Learning Robust Representations for Malicious Content Detection via Contrastive Sampling and Uncertainty Estimation
Elias Hossain, Umesh Biswas, Charan Gudla, Sai Phani Parsa
TL;DR
The paper tackles malicious content detection under Positive-Unlabeled learning by introducing the Uncertainty Contrastive Framework (UCF), which fuses uncertainty-aware contrastive loss, adaptive temperature scaling, and a self-attention LSTM encoder to produce robust, calibrated embeddings. It presents a two-stage training pipeline (ConPU optimization followed by pseudo-negative triplet refinement) and a detailed PU-specific loss that emphasizes uncertain samples. Through synthetic PU-like data and extensive evaluation, UCF demonstrates rapid convergence, clear embedding separation, and strong downstream performance across classifiers, highlighting improved robustness and generalization in noisy, imbalanced settings. The work shows potential for scalable deployment in cybersecurity and biomedical text mining, with future directions toward multimodal PU and cross-dataset adaptation.
Abstract
We propose the Uncertainty Contrastive Framework (UCF), a Positive-Unlabeled (PU) representation learning framework that integrates uncertainty-aware contrastive loss, adaptive temperature scaling, and a self-attention-guided LSTM encoder to improve classification under noisy and imbalanced conditions.

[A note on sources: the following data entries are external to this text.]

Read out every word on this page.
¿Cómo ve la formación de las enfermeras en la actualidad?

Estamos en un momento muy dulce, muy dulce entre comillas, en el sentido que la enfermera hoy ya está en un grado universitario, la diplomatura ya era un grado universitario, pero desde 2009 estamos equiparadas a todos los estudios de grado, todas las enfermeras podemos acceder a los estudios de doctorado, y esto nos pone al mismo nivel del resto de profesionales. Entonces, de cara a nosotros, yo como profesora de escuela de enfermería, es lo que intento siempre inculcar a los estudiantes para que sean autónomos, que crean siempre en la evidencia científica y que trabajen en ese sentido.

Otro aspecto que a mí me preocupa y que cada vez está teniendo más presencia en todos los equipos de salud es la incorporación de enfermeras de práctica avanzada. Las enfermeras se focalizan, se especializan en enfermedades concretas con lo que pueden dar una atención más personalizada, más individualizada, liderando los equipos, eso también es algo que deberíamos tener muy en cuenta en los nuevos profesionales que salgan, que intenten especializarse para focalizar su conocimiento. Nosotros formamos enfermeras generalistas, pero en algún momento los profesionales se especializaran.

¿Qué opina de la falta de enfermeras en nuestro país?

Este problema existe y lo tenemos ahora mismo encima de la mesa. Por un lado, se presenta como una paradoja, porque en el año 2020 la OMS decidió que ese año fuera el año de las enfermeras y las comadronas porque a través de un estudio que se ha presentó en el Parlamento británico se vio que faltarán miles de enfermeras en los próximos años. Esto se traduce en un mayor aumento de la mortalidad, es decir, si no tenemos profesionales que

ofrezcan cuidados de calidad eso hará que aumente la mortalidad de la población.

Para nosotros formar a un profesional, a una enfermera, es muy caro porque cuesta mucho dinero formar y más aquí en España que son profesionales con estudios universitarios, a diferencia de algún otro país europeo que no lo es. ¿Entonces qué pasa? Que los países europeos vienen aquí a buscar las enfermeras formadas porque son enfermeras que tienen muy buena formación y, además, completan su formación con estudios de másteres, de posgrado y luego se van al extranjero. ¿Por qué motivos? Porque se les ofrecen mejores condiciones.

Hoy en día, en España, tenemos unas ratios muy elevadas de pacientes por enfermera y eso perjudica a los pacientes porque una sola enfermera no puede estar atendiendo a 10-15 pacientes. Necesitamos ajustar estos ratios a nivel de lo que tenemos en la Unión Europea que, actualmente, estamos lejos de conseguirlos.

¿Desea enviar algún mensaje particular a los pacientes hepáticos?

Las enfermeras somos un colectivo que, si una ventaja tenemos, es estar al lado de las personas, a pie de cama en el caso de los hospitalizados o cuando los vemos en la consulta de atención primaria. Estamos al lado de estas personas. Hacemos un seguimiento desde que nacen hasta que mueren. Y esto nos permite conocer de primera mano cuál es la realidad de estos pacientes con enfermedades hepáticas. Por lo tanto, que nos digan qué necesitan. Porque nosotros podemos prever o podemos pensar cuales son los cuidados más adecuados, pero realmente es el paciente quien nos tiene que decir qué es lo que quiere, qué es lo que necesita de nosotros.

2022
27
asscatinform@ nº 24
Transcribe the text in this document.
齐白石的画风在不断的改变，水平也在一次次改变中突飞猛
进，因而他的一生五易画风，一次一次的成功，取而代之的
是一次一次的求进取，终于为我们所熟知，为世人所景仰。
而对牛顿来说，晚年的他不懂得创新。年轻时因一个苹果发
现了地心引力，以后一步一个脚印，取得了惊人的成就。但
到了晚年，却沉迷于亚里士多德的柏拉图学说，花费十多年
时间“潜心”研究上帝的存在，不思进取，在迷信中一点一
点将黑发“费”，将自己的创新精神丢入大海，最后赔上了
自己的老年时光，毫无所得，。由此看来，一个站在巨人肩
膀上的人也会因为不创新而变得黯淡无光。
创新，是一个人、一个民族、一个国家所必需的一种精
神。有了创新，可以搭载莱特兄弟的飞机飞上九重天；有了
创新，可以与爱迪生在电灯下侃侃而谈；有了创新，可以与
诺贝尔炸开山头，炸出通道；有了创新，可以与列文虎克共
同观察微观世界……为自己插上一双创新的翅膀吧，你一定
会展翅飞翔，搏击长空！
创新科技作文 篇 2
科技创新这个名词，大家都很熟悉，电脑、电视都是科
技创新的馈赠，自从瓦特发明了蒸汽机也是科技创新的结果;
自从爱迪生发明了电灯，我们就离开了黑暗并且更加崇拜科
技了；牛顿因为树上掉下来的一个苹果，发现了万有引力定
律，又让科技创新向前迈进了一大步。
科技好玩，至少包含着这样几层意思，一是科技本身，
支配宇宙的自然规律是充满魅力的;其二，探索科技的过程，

UCF dynamically adjusts contrastive weighting based on sample confidence, stabilizes training using positive anchors, and adapts temperature parameters to batch-level variability. Applied to malicious content classification, UCF-generated embeddings enable multiple traditional classifiers to achieve more than 93.38% accuracy, precision above 0.93, and near-perfect recall, with minimal false negatives and competitive ROC-AUC scores. Visual analyses confirm clear separation between positive and unlabeled instances, highlighting the framework's ability to produce calibrated, discriminative embeddings. These results position UCF as a robust and scalable solution for PU learning in high-stakes domains such as cybersecurity and biomedical text mining.